The loop works like this: the model proposes a change set, calls the validation tool, and gets back a pass/fail plus specific feedback. If it fails, the model uses those instructions to repair the change set and calls the tool again. Iterate until success or a max number of turns.

I prototyped in Node.js with a single model call, a verifier pass, and a repair attempt. At first, the loop didn’t converge—it just accumulated compute. I experimented with how to communicate errors, how much context to include, and how to sequence feedback. Eventually, it clicked: the model began fixing its own mistakes and typically returned a valid change set in one or two repairs. It was, in practice, eval-driven development applied to LLM outputs.

I had already built an agent loop utility for another AI workflow, so I productionized quickly: model call, optional tool invocation, tool result returned to the model, repeat until the validator signals success or the loop times out. I integrated the new loop into the pipeline and shipped the revamped service to Vistaly on Monday at noon. They’re integrating now, and it will be in the hands of our design partners shortly. I’m relieved—and ready for a day off.

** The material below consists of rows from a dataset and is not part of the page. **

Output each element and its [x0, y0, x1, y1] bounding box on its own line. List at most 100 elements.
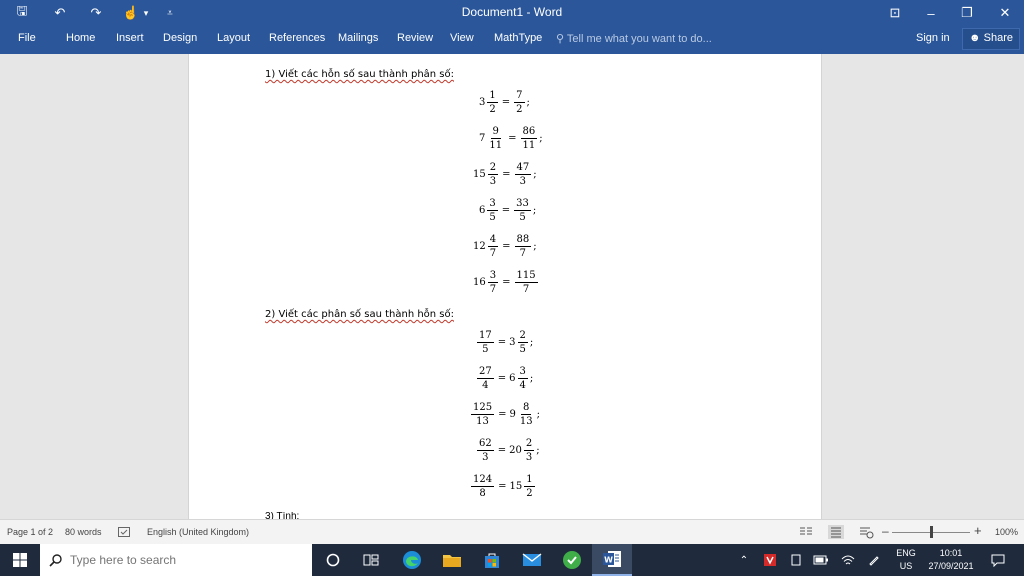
input-language[interactable]: ENG US	[892, 547, 920, 573]
file-explorer-icon[interactable]	[432, 544, 472, 576]
print-layout-icon[interactable]	[828, 525, 844, 539]
mixed-whole-part: 3	[479, 97, 486, 108]
mixed-to-fraction-equation: 7 9 11 = 86 11;	[479, 126, 543, 151]
tab-mathtype[interactable]: MathType	[494, 32, 542, 44]
cortana-icon[interactable]	[313, 544, 353, 576]
device-tray-icon[interactable]	[788, 544, 804, 576]
fraction-to-mixed-equation: 62 3 = 20 2 3;	[476, 438, 540, 463]
share-label: Share	[983, 32, 1013, 44]
zoom-in-button[interactable]: +	[974, 523, 982, 538]
mixed-numerator: 4	[487, 234, 499, 247]
share-button[interactable]: ☻ Share	[962, 28, 1020, 50]
status-bar: Page 1 of 2 80 words English (United Kin…	[0, 519, 1024, 544]
fraction-to-mixed-equation: 27 4 = 6 3 4;	[476, 366, 533, 391]
improper-denominator: 5	[482, 344, 489, 355]
ribbon-display-options-icon[interactable]: ⊡	[876, 0, 914, 26]
tab-layout[interactable]: Layout	[217, 32, 250, 44]
result-numerator: 2	[523, 438, 535, 451]
equals-sign: =	[497, 445, 507, 456]
proofing-icon[interactable]	[118, 527, 132, 539]
semicolon: ;	[529, 337, 534, 348]
task-view-icon[interactable]	[351, 544, 391, 576]
restore-button[interactable]: ❐	[948, 0, 986, 26]
equals-sign: =	[502, 277, 511, 288]
mixed-to-fraction-equation: 12 4 7 = 88 7;	[473, 234, 537, 259]
result-numerator: 88	[514, 234, 532, 247]
mixed-denominator: 11	[489, 140, 503, 151]
result-numerator: 2	[517, 330, 528, 343]
mixed-denominator: 5	[489, 212, 496, 223]
tab-mailings[interactable]: Mailings	[338, 32, 378, 44]
read-mode-icon[interactable]	[798, 525, 814, 539]
result-fraction: 33 5	[514, 198, 531, 223]
result-denominator: 3	[525, 452, 533, 463]
pen-tray-icon[interactable]	[866, 544, 882, 576]
mixed-to-fraction-equation: 6 3 5 = 33 5;	[479, 198, 536, 223]
zoom-slider-thumb[interactable]	[930, 526, 933, 538]
zoom-level[interactable]: 100%	[995, 527, 1018, 537]
web-layout-icon[interactable]	[858, 525, 874, 539]
result-whole-part: 9	[509, 409, 516, 420]
mixed-denominator: 2	[489, 104, 496, 115]
improper-numerator: 27	[477, 366, 494, 379]
tab-file[interactable]: File	[18, 32, 36, 44]
close-button[interactable]: ✕	[986, 0, 1024, 26]
result-denominator: 7	[519, 248, 527, 259]
improper-denominator: 8	[479, 488, 486, 499]
microsoft-store-icon[interactable]	[472, 544, 512, 576]
zoom-out-button[interactable]: –	[882, 524, 889, 538]
tell-me-box[interactable]: ⚲ Tell me what you want to do...	[556, 32, 712, 45]
mixed-to-fraction-equation: 15 2 3 = 47 3;	[473, 162, 537, 187]
mail-icon[interactable]	[512, 544, 552, 576]
improper-fraction: 124 8	[471, 474, 495, 499]
page-count[interactable]: Page 1 of 2	[7, 527, 53, 537]
improper-denominator: 13	[476, 416, 489, 427]
sign-in-link[interactable]: Sign in	[916, 32, 950, 44]
minimize-button[interactable]: –	[912, 0, 950, 26]
tab-review[interactable]: Review	[397, 32, 433, 44]
battery-icon[interactable]	[812, 544, 830, 576]
result-denominator: 5	[519, 212, 526, 223]
input-language-line1: ENG	[896, 548, 916, 558]
improper-numerator: 17	[477, 330, 494, 343]
show-hidden-icons-chevron-icon[interactable]: ⌃	[736, 544, 752, 576]
edge-browser-icon[interactable]	[392, 544, 432, 576]
antivirus-tray-icon[interactable]	[762, 544, 778, 576]
semicolon: ;	[526, 97, 530, 108]
notifications-icon[interactable]	[988, 544, 1008, 576]
result-numerator: 115	[514, 270, 538, 283]
mixed-fraction: 12	[487, 90, 498, 115]
taskbar-search-box[interactable]	[40, 544, 312, 576]
system-clock[interactable]: 10:01 27/09/2021	[920, 547, 982, 573]
clock-time: 10:01	[939, 548, 963, 558]
mixed-to-fraction-equation: 16 3 7 = 115 7	[473, 270, 539, 295]
document-canvas[interactable]: 1) Viết các hỗn số sau thành phân số: 2)…	[0, 54, 1024, 519]
tab-references[interactable]: References	[269, 32, 325, 44]
tab-view[interactable]: View	[450, 32, 474, 44]
search-input[interactable]	[70, 553, 300, 567]
tab-design[interactable]: Design	[163, 32, 197, 44]
svg-text:W: W	[604, 556, 613, 565]
tab-home[interactable]: Home	[66, 32, 95, 44]
title-bar: 🖫 ↶ ↷ ☝ ▾ ⩡ Document1 - Word ⊡ – ❐ ✕	[0, 0, 1024, 26]
mixed-whole-part: 16	[473, 277, 486, 288]
search-icon	[40, 553, 70, 567]
equals-sign: =	[497, 337, 507, 348]
word-taskbar-icon[interactable]: W	[592, 544, 632, 576]
tab-insert[interactable]: Insert	[116, 32, 144, 44]
wifi-icon[interactable]	[840, 544, 856, 576]
mixed-to-fraction-equation: 3 1 2 = 7 2;	[479, 90, 530, 115]
result-fraction: 72	[514, 90, 525, 115]
equals-sign: =	[498, 409, 507, 420]
word-count[interactable]: 80 words	[65, 527, 102, 537]
equals-sign: =	[498, 481, 507, 492]
mixed-fraction: 9 11	[487, 126, 504, 151]
improper-numerator: 125	[471, 402, 495, 415]
app-icon-green[interactable]	[552, 544, 592, 576]
document-page[interactable]: 1) Viết các hỗn số sau thành phân số: 2)…	[188, 54, 822, 519]
result-whole-part: 3	[509, 337, 516, 348]
language-indicator[interactable]: English (United Kingdom)	[147, 527, 249, 537]
windows-start-icon[interactable]	[0, 544, 40, 576]
tell-me-text: Tell me what you want to do...	[566, 33, 712, 45]
result-denominator: 5	[519, 344, 526, 355]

Reflecting on the last two weeks, a few things stand out. First, I shed limiting beliefs about being an engineer. To make this reliable, I had to solve legitimately hard problems, and that feels good.

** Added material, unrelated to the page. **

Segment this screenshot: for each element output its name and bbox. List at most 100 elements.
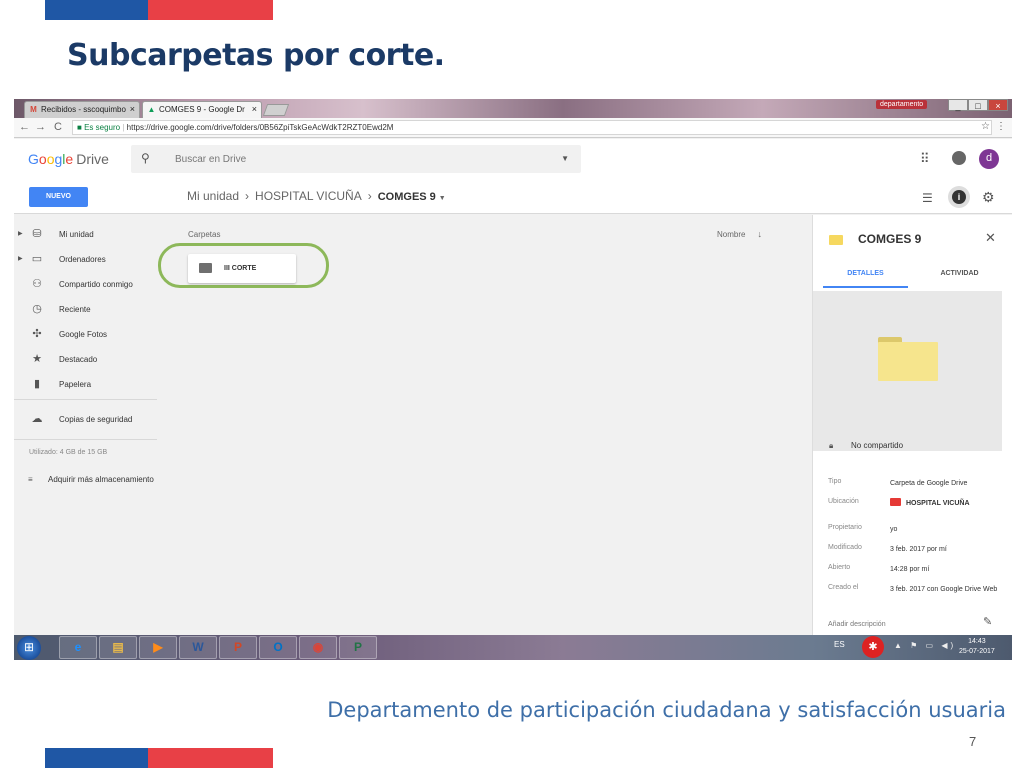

Second, this was genuinely fun. Designing the action set and watching the model push those boundaries was like working through elegant puzzles. Models are incredibly creative, and harnessing that creativity with the right constraints is deeply satisfying.

Third, I learned when I can and can’t trust Claude to write code for me. Since Opus 4.6 came out, I gave Claude a much longer leash. After the past two weeks, Claude is back on a short leash. I found a lot of gaps in my implementation in areas where I simply trusted that Claude got it right, when in fact it didn’t. If you don’t have the right infrastructure—planning, testing, code review—this can be disastrous. I’ll be investing more here and sharing what I learn.

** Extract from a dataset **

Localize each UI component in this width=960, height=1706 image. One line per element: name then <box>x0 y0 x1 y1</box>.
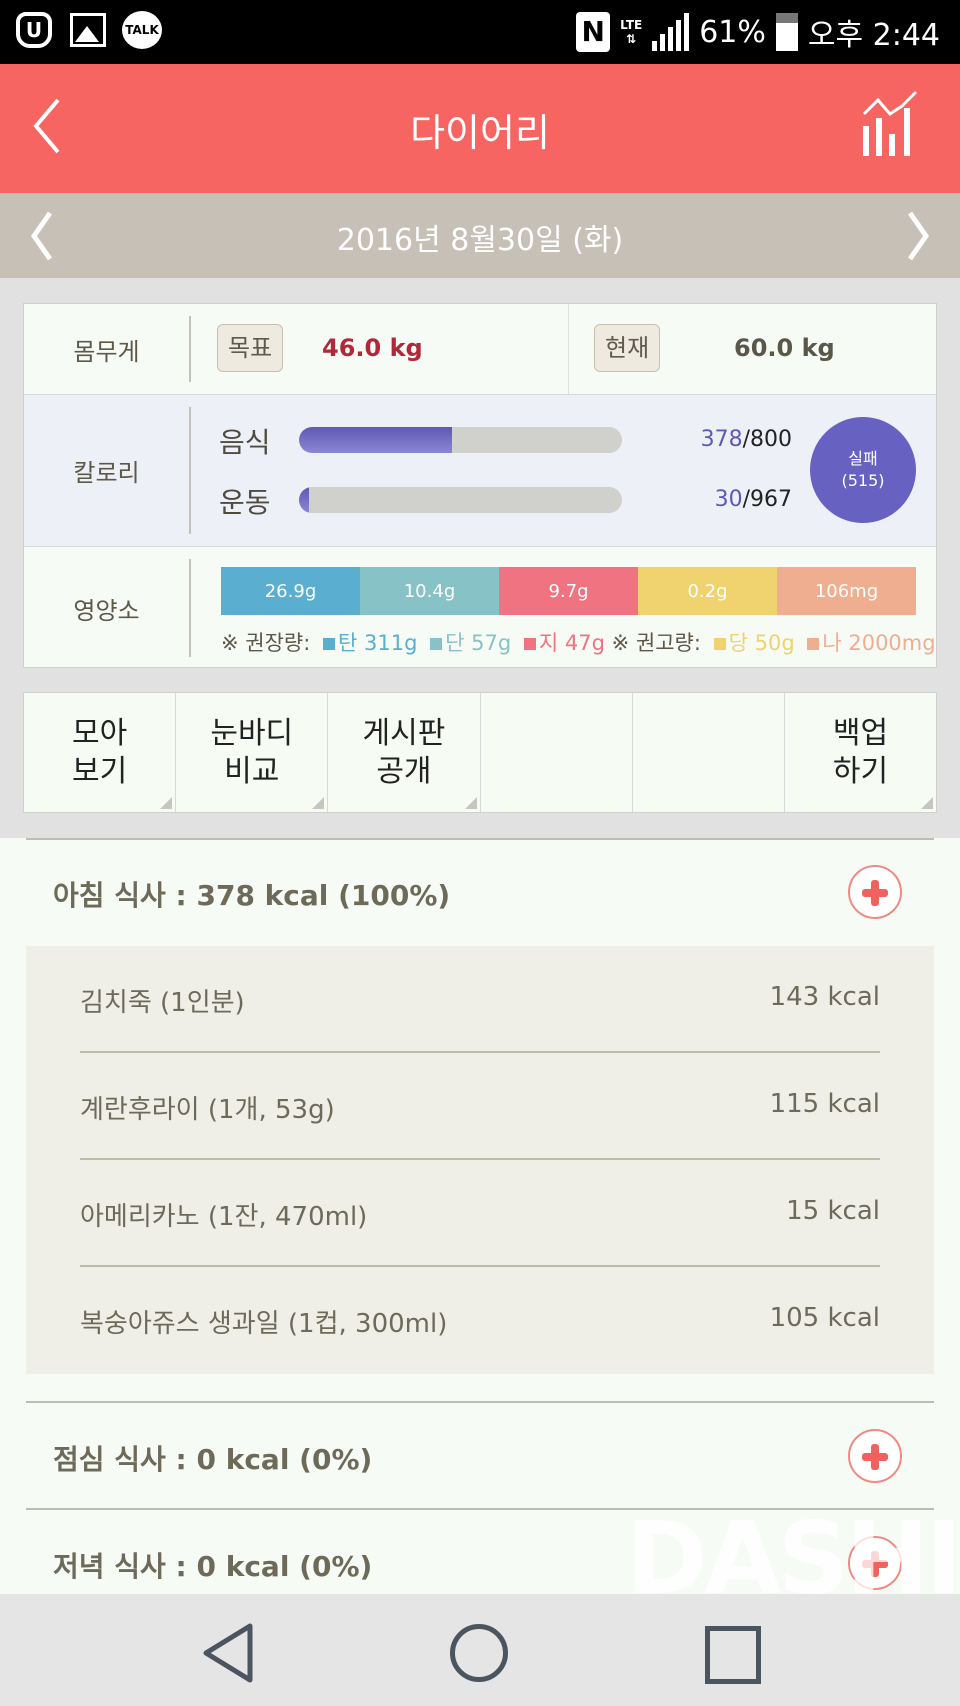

Finally, if this work had been spread over two months, it would have been thoroughly enjoyable. I’m discovering how much I like being an AI engineer. It feels like a new chapter where I can combine opportunity solution trees with modern AI engineering—and deliver real value to product teams doing continuous discovery.

I’m excited to share more of what we’re building with Vistaly and to onboard more design partners soon. If you’re interested, get on the waiting list. And if you’ve been hesitant to stretch beyond your current skill set, I hope this story nudges you to take the first small step toward what’s just now possible.

Inspired by this post on Product Talk.

What problem does this post address?

It explains how to build a production-ready AI-generated Opportunity Solution Tree system and why updating a tree is harder than creating one. The post emphasizes making updates explainable with step-by-step change sets.

What is an Opportunity Solution Tree in this post?

An OST maps a desired outcome to opportunities and sub-opportunities with supporting evidence. The article shows how to generate new trees and update existing ones while preserving structure.

What is the agentic loop and how does it help?

The author turns a validator into a tool used by the model in an agentic loop. The model proposes a change set, runs validation, and repairs itself until the validator approves.

What challenges are discussed about tree updates?

Tree diffs are ambiguous and can misrepresent how updates propagate through splits and merges. The article argues for step-by-step change sets to maintain traceability.

What did you learn about Claude's reliability?

The author learned that Claude can’t always be trusted to write code without guardrails. They found gaps where Claude’s output didn’t match the intended results, so strong infrastructure and validation are essential.

What was the outcome and next steps?

The revamped service was shipped to Vistaly and is being integrated with design partners. The author is excited to share more and onboard additional partners.

How many design partners were selected at the start?

Eight design partners were selected to start after evaluating over 100 applicants. The move underscored demand and commitment for testing the approach.